IMR occurs when coronary blood flow to the heart is restricted, causing damage to the left ventricle because of lack of blood supply. The result is that the mitral valve leaflets remain normal, but leak. Other forms of mitral valve disease ­ prolapse or rheumatic valve disease ­ are easier to understand in an echocardiogram or during surgery, because they cause abnormal leaflets are easier to spot, Miller explained.

As anyone who has ever tried to fix a leaky faucet understands, it doesn't take a major problem with the size or placement of a fitting to cause a leak.
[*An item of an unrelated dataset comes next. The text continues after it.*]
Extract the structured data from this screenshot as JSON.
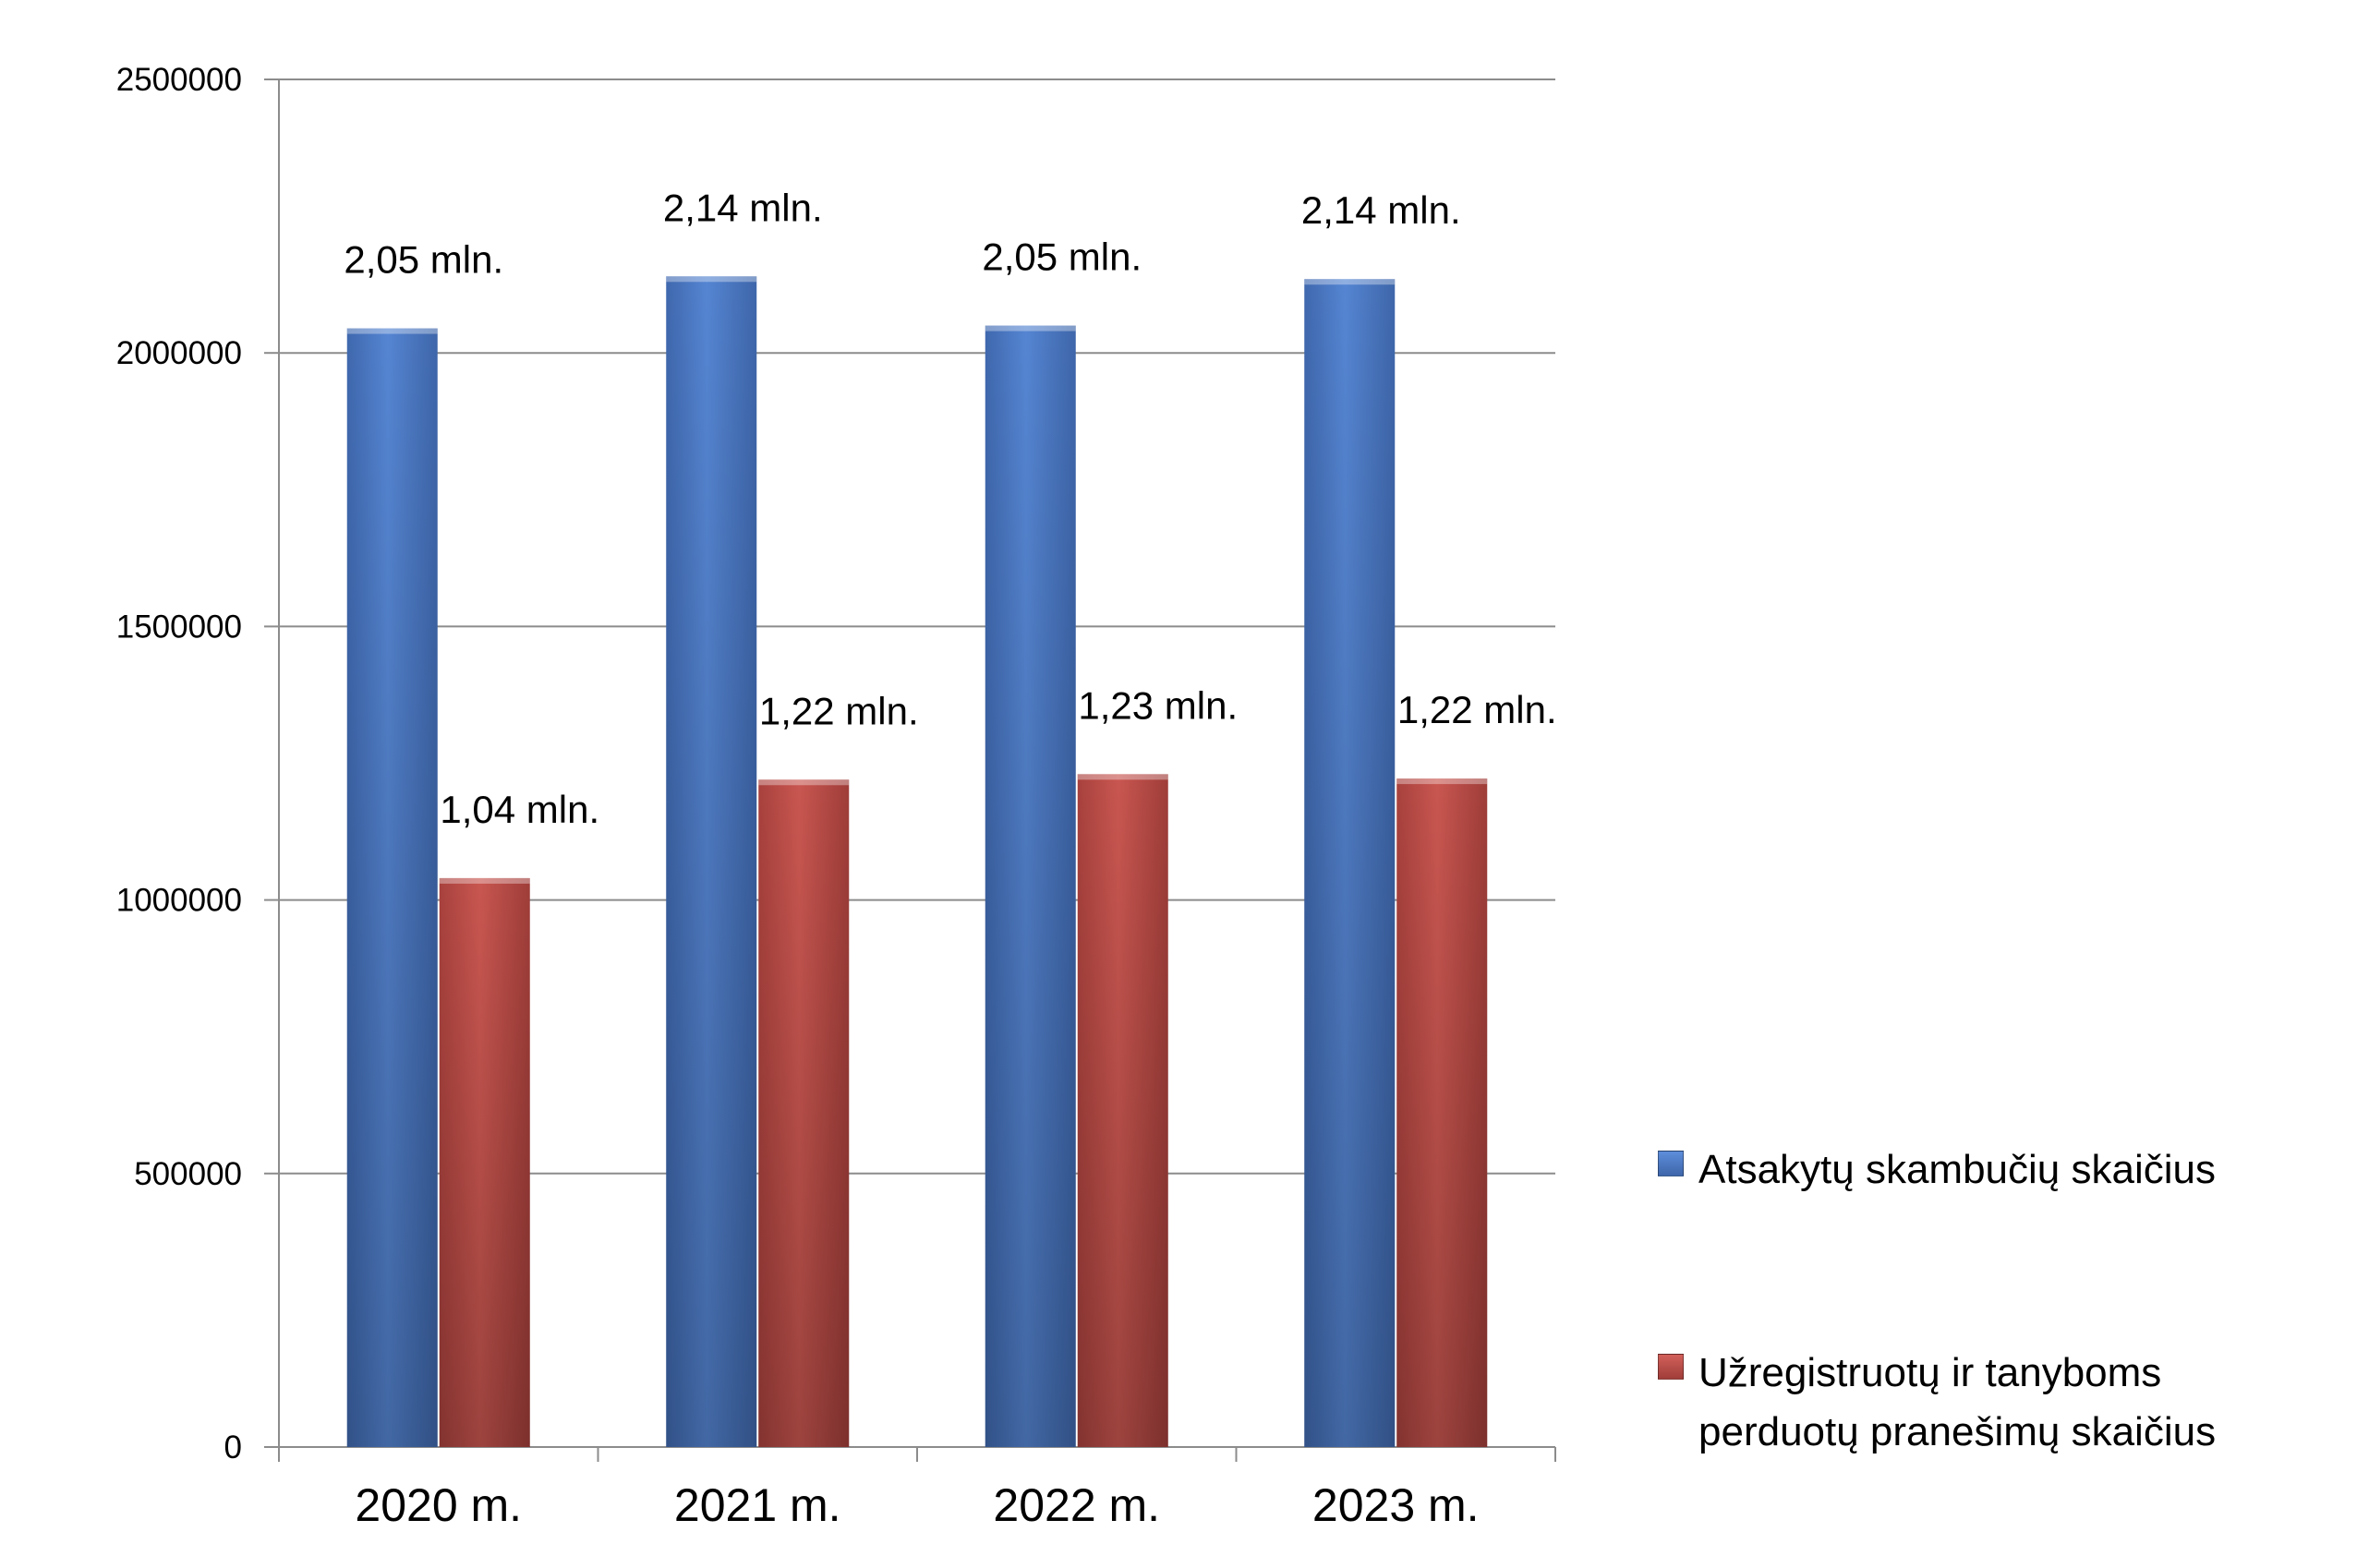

Heart surgeons have a similar difficulty, Miller said.

"Very subtle, less than 1 - 2 mm, changes in the complex 3-D leaflet geometry, and in relationships with other structures inside the ventricle, can mean the difference between a well-functioning valve and one that leaks severely," Miller said.
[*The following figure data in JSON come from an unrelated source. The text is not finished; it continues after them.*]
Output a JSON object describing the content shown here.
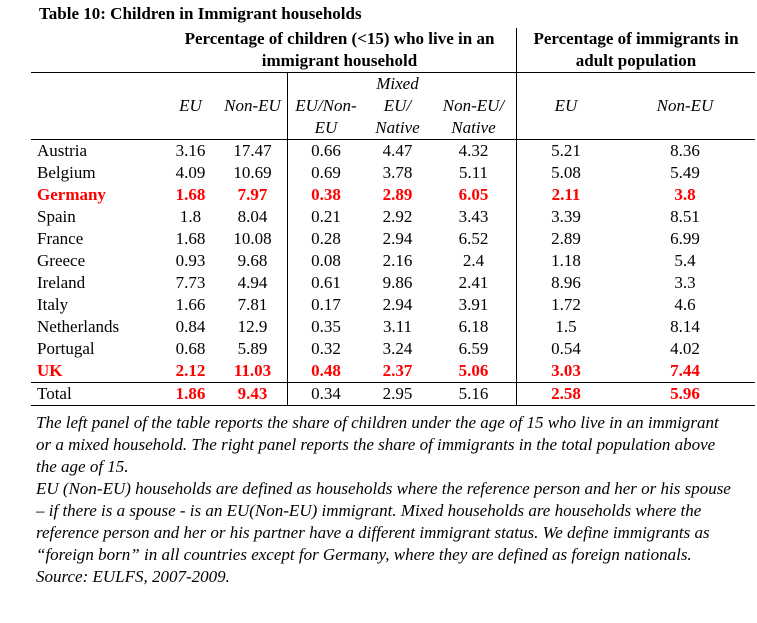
{
  "title": "Table 10: Children in Immigrant households",
  "headers": {
    "left_panel": "Percentage of children (<15) who live in an immigrant household",
    "right_panel": "Percentage of immigrants in adult population",
    "columns": [
      {
        "top": "",
        "mid": "EU",
        "bot": ""
      },
      {
        "top": "",
        "mid": "Non-EU",
        "bot": ""
      },
      {
        "top": "",
        "mid": "EU/Non-",
        "bot": "EU"
      },
      {
        "top": "Mixed",
        "mid": "EU/",
        "bot": "Native"
      },
      {
        "top": "",
        "mid": "Non-EU/",
        "bot": "Native"
      },
      {
        "top": "",
        "mid": "EU",
        "bot": ""
      },
      {
        "top": "",
        "mid": "Non-EU",
        "bot": ""
      }
    ]
  },
  "rows": [
    {
      "country": "Austria",
      "values": [
        "3.16",
        "17.47",
        "0.66",
        "4.47",
        "4.32",
        "5.21",
        "8.36"
      ]
    },
    {
      "country": "Belgium",
      "values": [
        "4.09",
        "10.69",
        "0.69",
        "3.78",
        "5.11",
        "5.08",
        "5.49"
      ]
    },
    {
      "country": "Germany",
      "values": [
        "1.68",
        "7.97",
        "0.38",
        "2.89",
        "6.05",
        "2.11",
        "3.8"
      ]
    },
    {
      "country": "Spain",
      "values": [
        "1.8",
        "8.04",
        "0.21",
        "2.92",
        "3.43",
        "3.39",
        "8.51"
      ]
    },
    {
      "country": "France",
      "values": [
        "1.68",
        "10.08",
        "0.28",
        "2.94",
        "6.52",
        "2.89",
        "6.99"
      ]
    },
    {
      "country": "Greece",
      "values": [
        "0.93",
        "9.68",
        "0.08",
        "2.16",
        "2.4",
        "1.18",
        "5.4"
      ]
    },
    {
      "country": "Ireland",
      "values": [
        "7.73",
        "4.94",
        "0.61",
        "9.86",
        "2.41",
        "8.96",
        "3.3"
      ]
    },
    {
      "country": "Italy",
      "values": [
        "1.66",
        "7.81",
        "0.17",
        "2.94",
        "3.91",
        "1.72",
        "4.6"
      ]
    },
    {
      "country": "Netherlands",
      "values": [
        "0.84",
        "12.9",
        "0.35",
        "3.11",
        "6.18",
        "1.5",
        "8.14"
      ]
    },
    {
      "country": "Portugal",
      "values": [
        "0.68",
        "5.89",
        "0.32",
        "3.24",
        "6.59",
        "0.54",
        "4.02"
      ]
    },
    {
      "country": "UK",
      "values": [
        "2.12",
        "11.03",
        "0.48",
        "2.37",
        "5.06",
        "3.03",
        "7.44"
      ]
    }
  ],
  "total_row": {
    "country": "Total",
    "values": [
      "1.86",
      "9.43",
      "0.34",
      "2.95",
      "5.16",
      "2.58",
      "5.96"
    ]
  },
  "highlight_color": "#ff0000",
  "notes": [
    "The left panel of the table reports the share of children under the age of 15 who live in an immigrant or a mixed household. The right panel reports the share of immigrants in the total population above the age of 15.",
    "EU (Non-EU) households are defined as households where the reference person and her or his spouse – if there is a spouse - is an EU(Non-EU) immigrant. Mixed households are households where the reference person and her or his partner have a different immigrant status. We define immigrants as “foreign born” in all countries except for Germany, where they are defined as foreign nationals.",
    "Source: EULFS, 2007-2009."
  ]
}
Surgery to repair the valve, when possible, is often successful and preferable to replacing the valve, but cardiac surgeons remain frustrated today because they still do not know exactly why the mitral valve leaks when IMR strikes.

"It's quite silly, really, to pretend we know how to repair mitral valves that leak due to the consequences of ischemic heart disease when nobody truly understands why they leak in the first place," Miller said.

David Lai, MD, a Fellow of the Royal Australasian College of Surgeons who has spent two years as a research fellow in Miller's lab, noted that fixing heart valves is unlike plumbing, where changing a washer is a common and relatively trivial activity. In the heart, the valves are living, "smart" tissues and should be repaired rather than replaced if possible.

Miller initially received funding for such experimental studies in 1982 from the National Institutes of Health (NIH), and his $2.5 million NIH grant was recently renewed through February 2004. Nationally, less than 15 to 20 percent of applications receive such NIH funding in the current competitive environment, Miller noted. Additionally, a second, related NIH application is currently pending.

Miller, one of the busiest practicing faculty heart surgeons, has been a Stanford faculty member since 1978. He currently holds the Thelma and Henry Doelger Professorship in Cardiovascular Surgery, and focuses primarily on patients with valvular heart disease or thoracic aortic aneurysms and dissections.

His co-investigators in the current experimental work include bioengineers Neil B. Ingels, PhD and George T. Daughters, MS of the Department of Physiology and Biophysics at the Research Institute of the Palo Alto Medical Foundation, and David H. Liang, MD, assistant professor of cardiovascular medicine at Stanford.